Never one to miss a trick, Netflix’s latest effort usurps Apple TV+’s documentary with a much more polished and driven look at the world of sports. Instead of athletes, the spotlight turns to top coaches for various sports. With 5 episodes clocking in at around 30 minutes a pop, The Playbook captures the mindset of 5 managers on their quest for success.
From Doc River’s amazing comeback in the NBA to Jose Mourinho’s “special” seasons at Porto, Chelsea and Inter Milan, The Playbook paints an intimate portrait of what drives these men and women while celebrating their success.
Much like Greatness Code though, The Playbook doesn’t diversify quite enough with 2 episodes dedicated to basketball and 2 focusing on football (soccer). Despite this extra screen-time for the sports, Netflix still fails to grab some of the best coaches.
Alex Ferguson and Phil Jackson for example would have been great to hear from. Their mind-sets during their respective times at successful clubs would have made for some great TV.
That’s not to say the content here is bad though. A lot of the coaches talk openly about their past (except Jose of course, who refuses to do so). These talking head segments with coaches dive into their drives, fears and ambitions. From here, the episodes are broken up into various chapters simply listed as each coach’s rules to live by.
What’s particularly inspiring here though is just how relatable these rules are and how they can apply to everyday life. Learning from mistakes, knowing when to break or play by the rules and even chasing what scares you are important life lessons to live by.
Even if you’re just here for the personalities, there’s enough of a history lesson to understand exactly why they’re so successful at the peak of their careers.
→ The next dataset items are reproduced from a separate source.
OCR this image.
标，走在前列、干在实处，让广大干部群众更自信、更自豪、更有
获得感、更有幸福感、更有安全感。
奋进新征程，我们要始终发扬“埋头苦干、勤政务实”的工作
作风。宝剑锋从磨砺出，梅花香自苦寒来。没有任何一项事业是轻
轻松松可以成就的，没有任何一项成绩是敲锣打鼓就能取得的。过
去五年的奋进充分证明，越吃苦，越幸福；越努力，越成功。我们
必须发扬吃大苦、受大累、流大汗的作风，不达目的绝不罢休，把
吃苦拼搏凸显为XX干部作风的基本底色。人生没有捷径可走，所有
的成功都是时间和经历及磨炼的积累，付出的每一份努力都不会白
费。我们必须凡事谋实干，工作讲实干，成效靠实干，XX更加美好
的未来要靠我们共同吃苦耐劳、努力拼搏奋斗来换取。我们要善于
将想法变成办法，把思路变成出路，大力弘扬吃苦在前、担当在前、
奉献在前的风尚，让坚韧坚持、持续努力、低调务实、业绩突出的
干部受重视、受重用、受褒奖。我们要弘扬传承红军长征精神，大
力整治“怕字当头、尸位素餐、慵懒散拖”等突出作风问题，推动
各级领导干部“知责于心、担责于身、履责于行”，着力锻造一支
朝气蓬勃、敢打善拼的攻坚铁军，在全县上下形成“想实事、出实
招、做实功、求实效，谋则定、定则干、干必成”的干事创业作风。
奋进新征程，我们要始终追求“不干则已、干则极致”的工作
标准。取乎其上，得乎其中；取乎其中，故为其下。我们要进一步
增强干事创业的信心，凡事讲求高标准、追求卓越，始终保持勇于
It’s worth noting too that there are some choice edits throughout and a couple of the segments do omit important details. Jose Mourinho talks intimately about his career highlights but conveniently misses out his time at Manchester United.
Likewise, Patrick Mouratoglou brushes off Serena Williams’ outburst on court where she shouted at an umpire and broke her racket. He dismisses this as a simple lapse in concentration while simultaneously mentioning how disrespectful she was to him early on in her career.
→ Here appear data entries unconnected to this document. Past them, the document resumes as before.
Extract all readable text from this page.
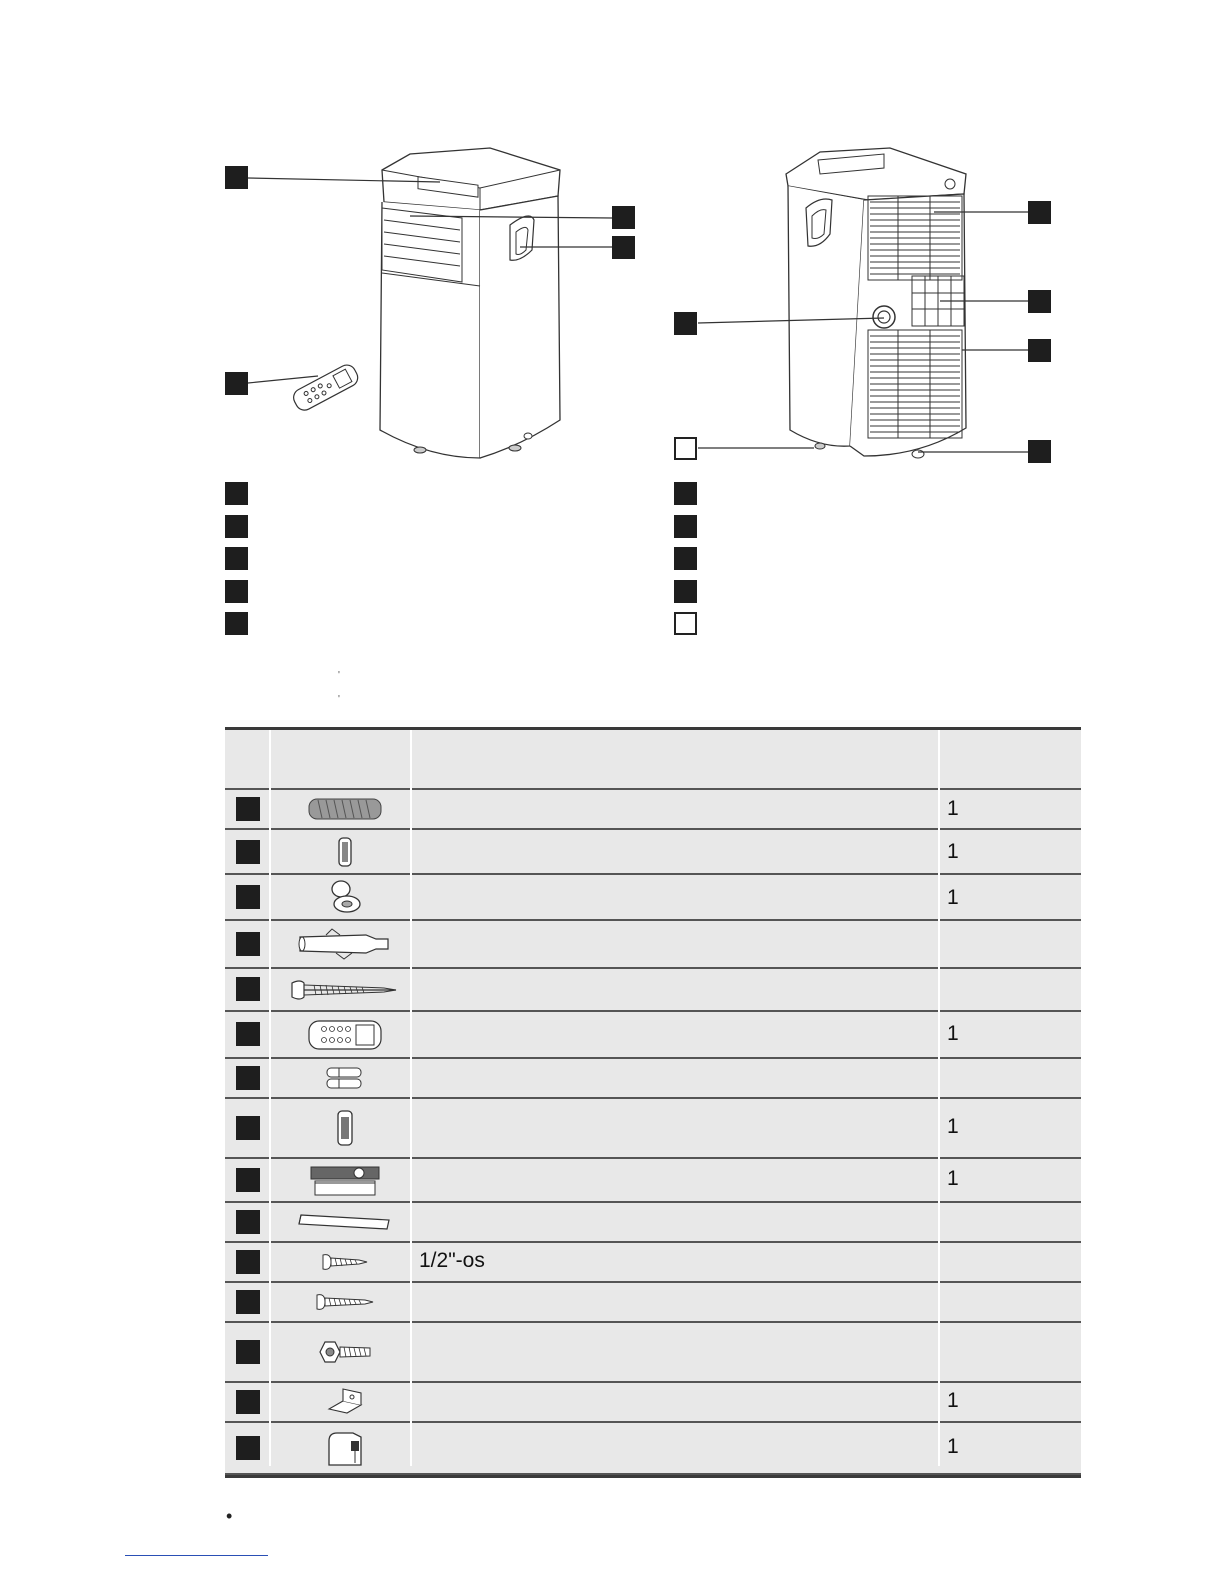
'
'
1
1
1
1
1
1
1/2"-os
1
1
•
It’s an amusingly ironic segment and one I would have liked actually handled a little better. I wish they would have openly admitted her wrongdoing rather than brushing over it so quickly.
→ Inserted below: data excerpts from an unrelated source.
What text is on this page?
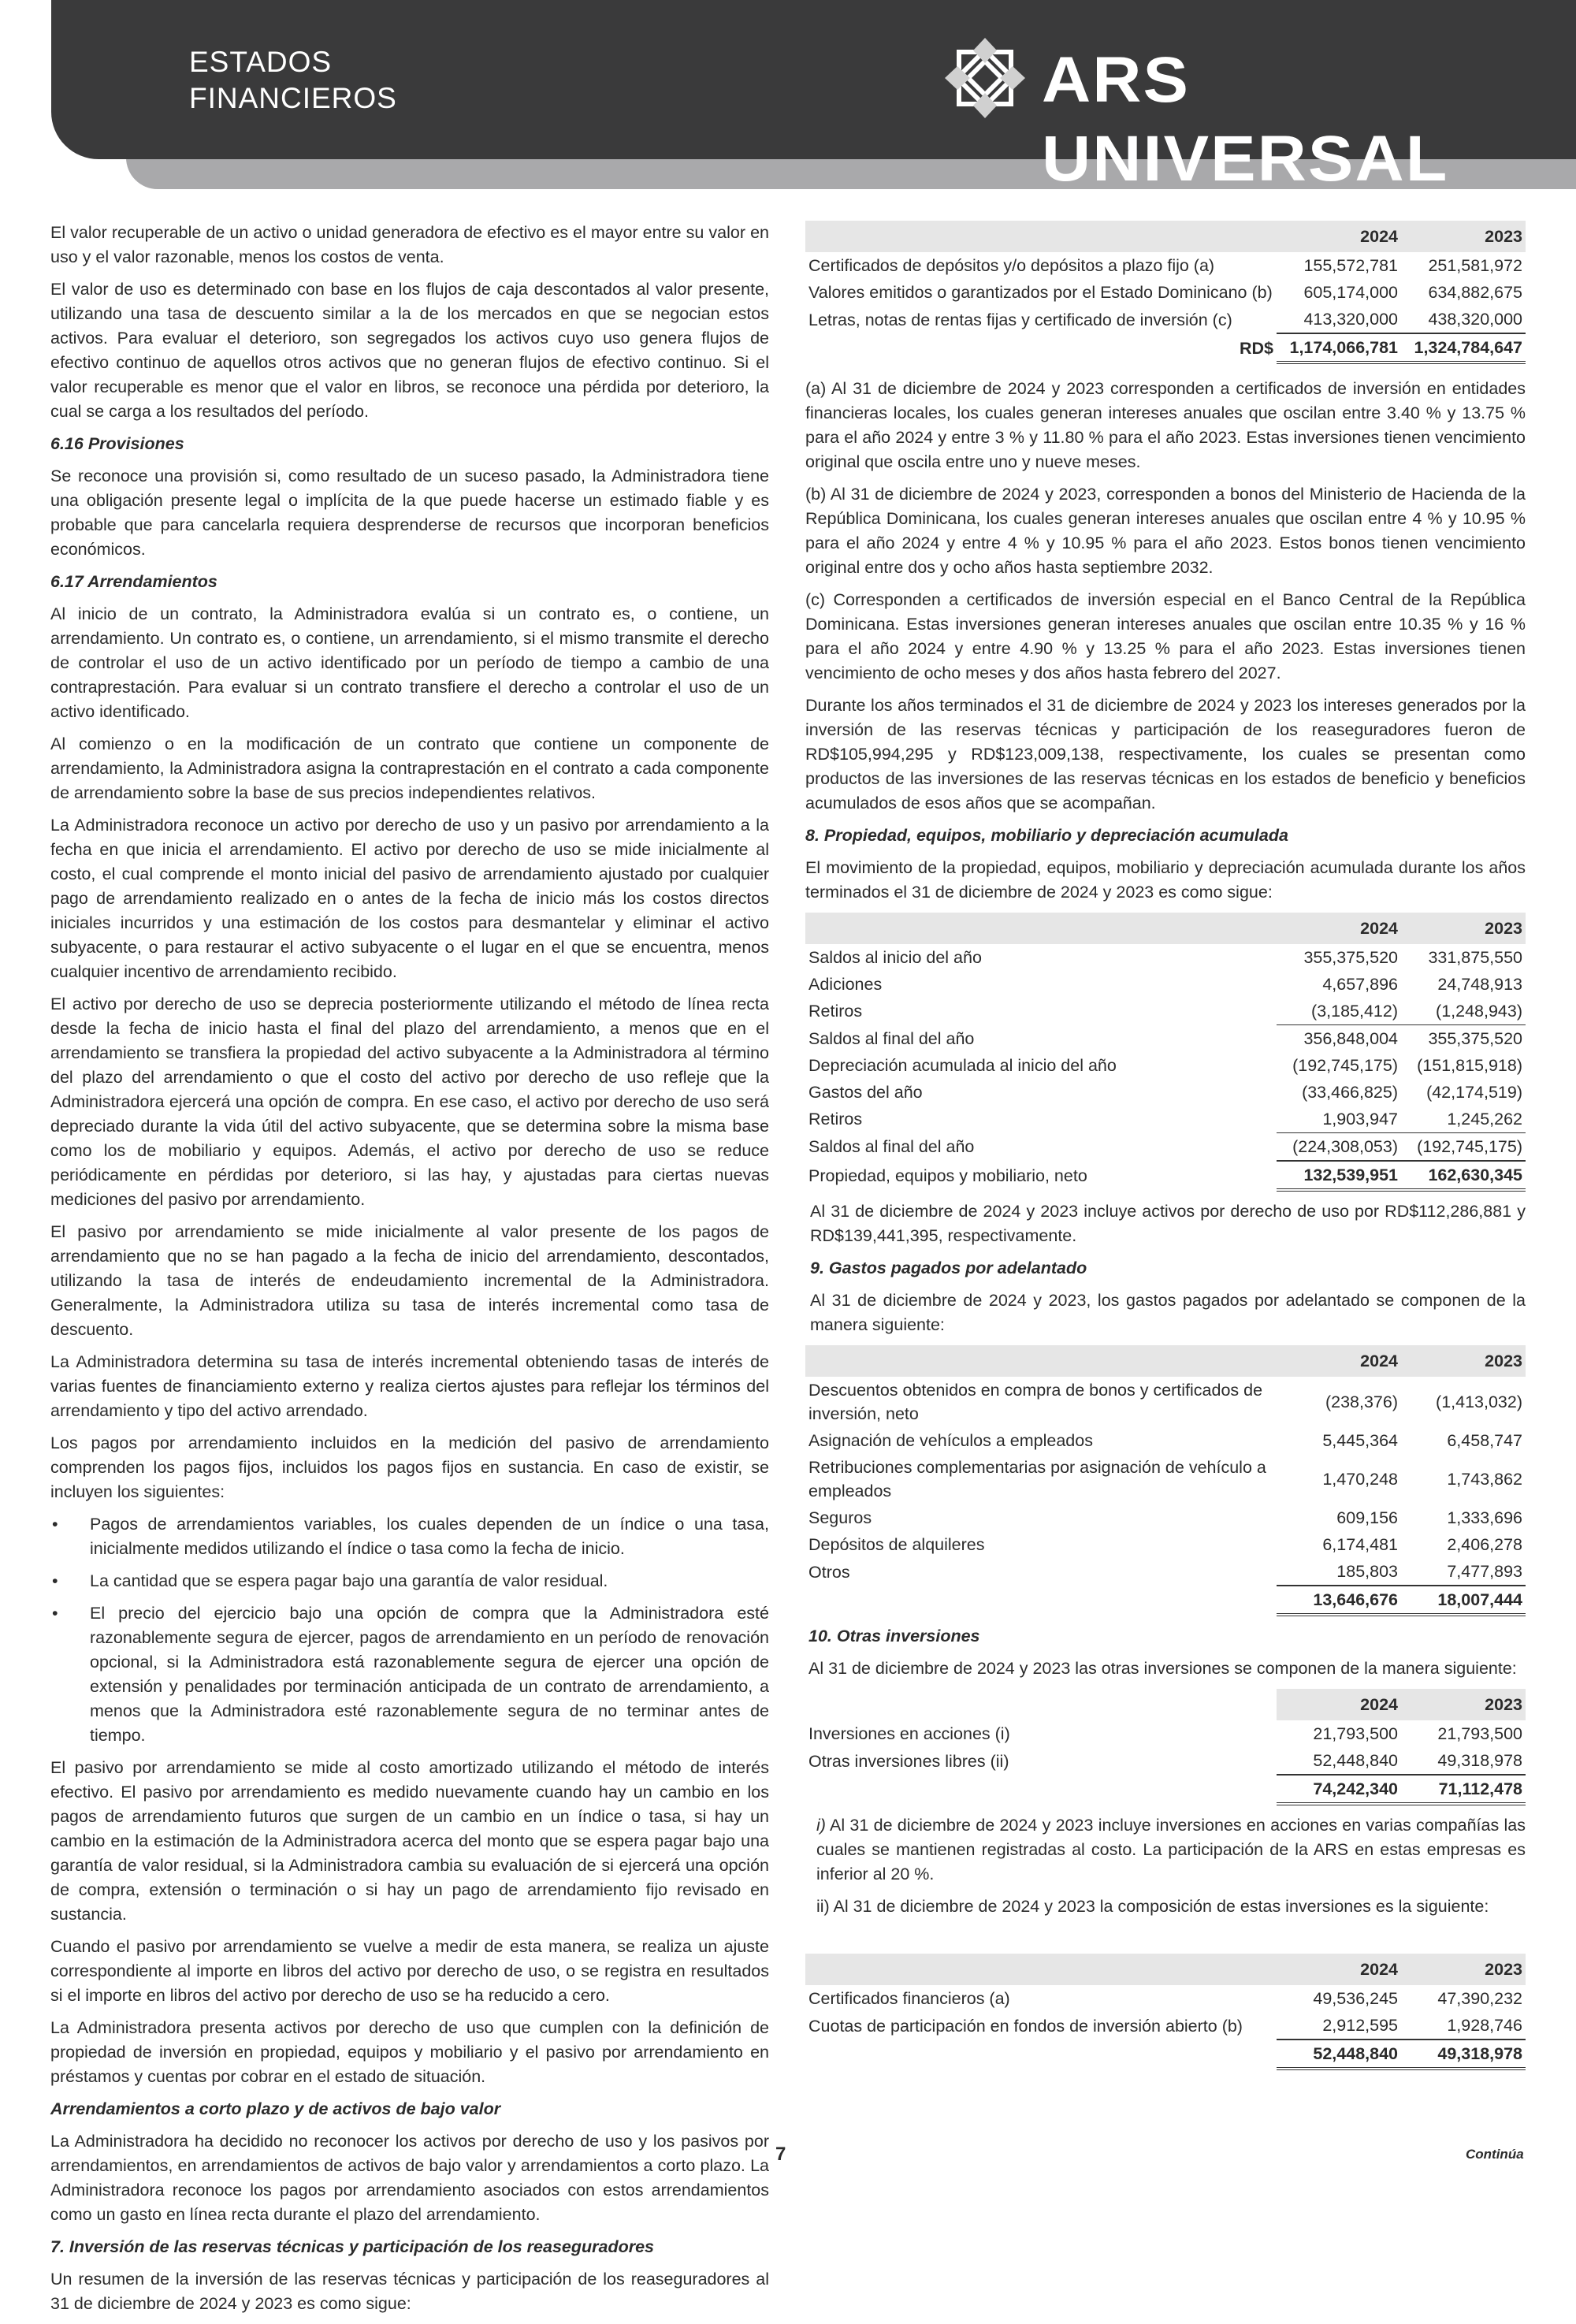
ESTADOS
FINANCIEROS	ARS UNIVERSAL®

El valor recuperable de un activo o unidad generadora de efectivo es el mayor entre su valor en uso y el valor razonable, menos los costos de venta.

El valor de uso es determinado con base en los flujos de caja descontados al valor presente, utilizando una tasa de descuento similar a la de los mercados en que se negocian estos activos. Para evaluar el deterioro, son segregados los activos cuyo uso genera flujos de efectivo continuo de aquellos otros activos que no generan flujos de efectivo continuo. Si el valor recuperable es menor que el valor en libros, se reconoce una pérdida por deterioro, la cual se carga a los resultados del período.

6.16 Provisiones

Se reconoce una provisión si, como resultado de un suceso pasado, la Administradora tiene una obligación presente legal o implícita de la que puede hacerse un estimado fiable y es probable que para cancelarla requiera desprenderse de recursos que incorporan beneficios económicos.

6.17 Arrendamientos

Al inicio de un contrato, la Administradora evalúa si un contrato es, o contiene, un arrendamiento. Un contrato es, o contiene, un arrendamiento, si el mismo transmite el derecho de controlar el uso de un activo identificado por un período de tiempo a cambio de una contraprestación. Para evaluar si un contrato transfiere el derecho a controlar el uso de un activo identificado.

Al comienzo o en la modificación de un contrato que contiene un componente de arrendamiento, la Administradora asigna la contraprestación en el contrato a cada componente de arrendamiento sobre la base de sus precios independientes relativos.

La Administradora reconoce un activo por derecho de uso y un pasivo por arrendamiento a la fecha en que inicia el arrendamiento. El activo por derecho de uso se mide inicialmente al costo, el cual comprende el monto inicial del pasivo de arrendamiento ajustado por cualquier pago de arrendamiento realizado en o antes de la fecha de inicio más los costos directos iniciales incurridos y una estimación de los costos para desmantelar y eliminar el activo subyacente, o para restaurar el activo subyacente o el lugar en el que se encuentra, menos cualquier incentivo de arrendamiento recibido.

El activo por derecho de uso se deprecia posteriormente utilizando el método de línea recta desde la fecha de inicio hasta el final del plazo del arrendamiento, a menos que en el arrendamiento se transfiera la propiedad del activo subyacente a la Administradora al término del plazo del arrendamiento o que el costo del activo por derecho de uso refleje que la Administradora ejercerá una opción de compra. En ese caso, el activo por derecho de uso será depreciado durante la vida útil del activo subyacente, que se determina sobre la misma base como los de mobiliario y equipos. Además, el activo por derecho de uso se reduce periódicamente en pérdidas por deterioro, si las hay, y ajustadas para ciertas nuevas mediciones del pasivo por arrendamiento.

El pasivo por arrendamiento se mide inicialmente al valor presente de los pagos de arrendamiento que no se han pagado a la fecha de inicio del arrendamiento, descontados, utilizando la tasa de interés de endeudamiento incremental de la Administradora. Generalmente, la Administradora utiliza su tasa de interés incremental como tasa de descuento.

La Administradora determina su tasa de interés incremental obteniendo tasas de interés de varias fuentes de financiamiento externo y realiza ciertos ajustes para reflejar los términos del arrendamiento y tipo del activo arrendado.

Los pagos por arrendamiento incluidos en la medición del pasivo de arrendamiento comprenden los pagos fijos, incluidos los pagos fijos en sustancia. En caso de existir, se incluyen los siguientes:

• Pagos de arrendamientos variables, los cuales dependen de un índice o una tasa, inicialmente medidos utilizando el índice o tasa como la fecha de inicio.
• La cantidad que se espera pagar bajo una garantía de valor residual.
• El precio del ejercicio bajo una opción de compra que la Administradora esté razonablemente segura de ejercer, pagos de arrendamiento en un período de renovación opcional, si la Administradora está razonablemente segura de ejercer una opción de extensión y penalidades por terminación anticipada de un contrato de arrendamiento, a menos que la Administradora esté razonablemente segura de no terminar antes de tiempo.

El pasivo por arrendamiento se mide al costo amortizado utilizando el método de interés efectivo. El pasivo por arrendamiento es medido nuevamente cuando hay un cambio en los pagos de arrendamiento futuros que surgen de un cambio en un índice o tasa, si hay un cambio en la estimación de la Administradora acerca del monto que se espera pagar bajo una garantía de valor residual, si la Administradora cambia su evaluación de si ejercerá una opción de compra, extensión o terminación o si hay un pago de arrendamiento fijo revisado en sustancia.

Cuando el pasivo por arrendamiento se vuelve a medir de esta manera, se realiza un ajuste correspondiente al importe en libros del activo por derecho de uso, o se registra en resultados si el importe en libros del activo por derecho de uso se ha reducido a cero.

La Administradora presenta activos por derecho de uso que cumplen con la definición de propiedad de inversión en propiedad, equipos y mobiliario y el pasivo por arrendamiento en préstamos y cuentas por cobrar en el estado de situación.

Arrendamientos a corto plazo y de activos de bajo valor

La Administradora ha decidido no reconocer los activos por derecho de uso y los pasivos por arrendamientos, en arrendamientos de activos de bajo valor y arrendamientos a corto plazo. La Administradora reconoce los pagos por arrendamiento asociados con estos arrendamientos como un gasto en línea recta durante el plazo del arrendamiento.

7. Inversión de las reservas técnicas y participación de los reaseguradores

Un resumen de la inversión de las reservas técnicas y participación de los reaseguradores al 31 de diciembre de 2024 y 2023 es como sigue:

	2024	2023
Certificados de depósitos y/o depósitos a plazo fijo (a)	155,572,781	251,581,972
Valores emitidos o garantizados por el Estado Dominicano (b)	605,174,000	634,882,675
Letras, notas de rentas fijas y certificado de inversión (c)	413,320,000	438,320,000
RD$	1,174,066,781	1,324,784,647

(a) Al 31 de diciembre de 2024 y 2023 corresponden a certificados de inversión en entidades financieras locales, los cuales generan intereses anuales que oscilan entre 3.40 % y 13.75 % para el año 2024 y entre 3 % y 11.80 % para el año 2023. Estas inversiones tienen vencimiento original que oscila entre uno y nueve meses.

(b) Al 31 de diciembre de 2024 y 2023, corresponden a bonos del Ministerio de Hacienda de la República Dominicana, los cuales generan intereses anuales que oscilan entre 4 % y 10.95 % para el año 2024 y entre 4 % y 10.95 % para el año 2023. Estos bonos tienen vencimiento original entre dos y ocho años hasta septiembre 2032.

(c) Corresponden a certificados de inversión especial en el Banco Central de la República Dominicana. Estas inversiones generan intereses anuales que oscilan entre 10.35 % y 16 % para el año 2024 y entre 4.90 % y 13.25 % para el año 2023. Estas inversiones tienen vencimiento de ocho meses y dos años hasta febrero del 2027.

Durante los años terminados el 31 de diciembre de 2024 y 2023 los intereses generados por la inversión de las reservas técnicas y participación de los reaseguradores fueron de RD$105,994,295 y RD$123,009,138, respectivamente, los cuales se presentan como productos de las inversiones de las reservas técnicas en los estados de beneficio y beneficios acumulados de esos años que se acompañan.

8. Propiedad, equipos, mobiliario y depreciación acumulada

El movimiento de la propiedad, equipos, mobiliario y depreciación acumulada durante los años terminados el 31 de diciembre de 2024 y 2023 es como sigue:

	2024	2023
Saldos al inicio del año	355,375,520	331,875,550
Adiciones	4,657,896	24,748,913
Retiros	(3,185,412)	(1,248,943)
Saldos al final del año	356,848,004	355,375,520
Depreciación acumulada al inicio del año	(192,745,175)	(151,815,918)
Gastos del año	(33,466,825)	(42,174,519)
Retiros	1,903,947	1,245,262
Saldos al final del año	(224,308,053)	(192,745,175)
Propiedad, equipos y mobiliario, neto	132,539,951	162,630,345

Al 31 de diciembre de 2024 y 2023 incluye activos por derecho de uso por RD$112,286,881 y RD$139,441,395, respectivamente.

9. Gastos pagados por adelantado

Al 31 de diciembre de 2024 y 2023, los gastos pagados por adelantado se componen de la manera siguiente:

	2024	2023
Descuentos obtenidos en compra de bonos y certificados de inversión, neto	(238,376)	(1,413,032)
Asignación de vehículos a empleados	5,445,364	6,458,747
Retribuciones complementarias por asignación de vehículo a empleados	1,470,248	1,743,862
Seguros	609,156	1,333,696
Depósitos de alquileres	6,174,481	2,406,278
Otros	185,803	7,477,893
	13,646,676	18,007,444
10. Otras inversiones

Al 31 de diciembre de 2024 y 2023 las otras inversiones se componen de la manera siguiente:

	2024	2023
Inversiones en acciones (i)	21,793,500	21,793,500
Otras inversiones libres (ii)	52,448,840	49,318,978
	74,242,340	71,112,478

i) Al 31 de diciembre de 2024 y 2023 incluye inversiones en acciones en varias compañías las cuales se mantienen registradas al costo. La participación de la ARS en estas empresas es inferior al 20 %.

ii) Al 31 de diciembre de 2024 y 2023 la composición de estas inversiones es la siguiente:

	2024	2023
Certificados financieros (a)	49,536,245	47,390,232
Cuotas de participación en fondos de inversión abierto (b)	2,912,595	1,928,746
	52,448,840	49,318,978
7	Continúa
By comparison, Alex Ferguson talks openly about the criticism he received for jumping to Eric Cantona’s side. The pressure he was under for standing by Cantona’s side after he kicked a crowd member must have been unbearable but great coaches know when to stand up and when to sit down.
Despite that though, the segments do well to keep things interesting and there’s a consistent effort to add as much archival footage from key matches as possible.
With 5 episodes to get through and lots of invaluable life lessons along the way, The Playbook is well worth checking out. Whether you’ve watched Greatness Code or not, The Playbook is a far better proposition and definitely a solid choice.